Contemporary Art
Live Auction, 16 February 2019
Contemporary Auction
About this Item
signed and numbered 27/35 in pencil in the margin
Notes
‘The rhino was a symbol of power and kingship in Europe for centuries, most remarkably exemplified by Clara, a three-ton Indian rhinoceros brought to Europe in 1741, who toured the continent in a horsedriven carriage for seventeen years, becoming a favourite of Fredrick the Great and Louis XV and a popular motif on Meissen’s eighteenth-century porcelain dinner services. Clara was immortalised by Jean-Baptiste Oudray in 1749 in his life-sized oil portrait, and in Roberto Lhongi’s Exhibition of a Rhinoceros at Venice, 1751. Both were corrective images of Dürer’s fearsome beast, and dispelled the fallacy attributed to Pliny and Gesner among others, which claimed the rhinoceros as a formidable creature that fought with elephants and was descended from the unicorn.
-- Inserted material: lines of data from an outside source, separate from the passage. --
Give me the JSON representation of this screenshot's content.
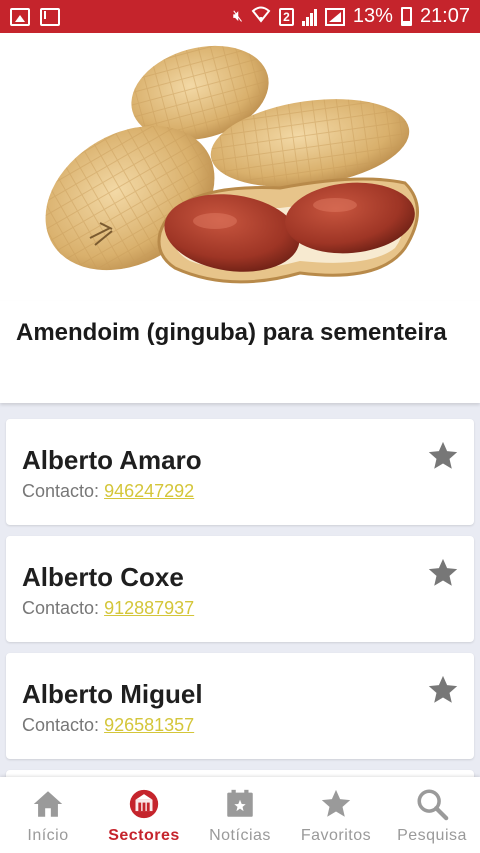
{
  "status_bar": {
    "battery": "13%",
    "time": "21:07",
    "sim_slot": "2"
  },
  "product": {
    "title": "Amendoim (ginguba) para sementeira"
  },
  "contacts": [
    {
      "name": "Alberto Amaro",
      "contact_label": "Contacto:",
      "phone": "946247292"
    },
    {
      "name": "Alberto Coxe",
      "contact_label": "Contacto:",
      "phone": "912887937"
    },
    {
      "name": "Alberto Miguel",
      "contact_label": "Contacto:",
      "phone": "926581357"
    }
  ],
  "bottom_nav": {
    "items": [
      {
        "label": "Início",
        "icon": "home-icon"
      },
      {
        "label": "Sectores",
        "icon": "sectors-icon",
        "active": true
      },
      {
        "label": "Notícias",
        "icon": "news-icon"
      },
      {
        "label": "Favoritos",
        "icon": "star-icon"
      },
      {
        "label": "Pesquisa",
        "icon": "search-icon"
      }
    ]
  },
  "colors": {
    "brand": "#c5242c",
    "phone_link": "#d4c63a",
    "inactive_nav": "#9a9a9a"
  }
}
Kentridge’s prints recall Dürer – and also Burgkmair’s fantastical sixteenth-century armoured beasts – but transform him from a regal motif of power into a domesticated creature. This rhino is rather a symbol of a romantic, exploitative colonialist view of Africa (developed previously in an earlier animation film, Mine (1991), in which Soho Eckstein, the mine owner, digs up a whole social and ecological history out of the earth and receives a miniature rhino from the miners as he drinks his first cup of coffee).’1
- Kate McCrickard. (2007) I am the Bird Catcher, in Bronwyn Law-Viljoen (ed.), William Kentridge: Flute, Johannesburg: David Krut. Page 150.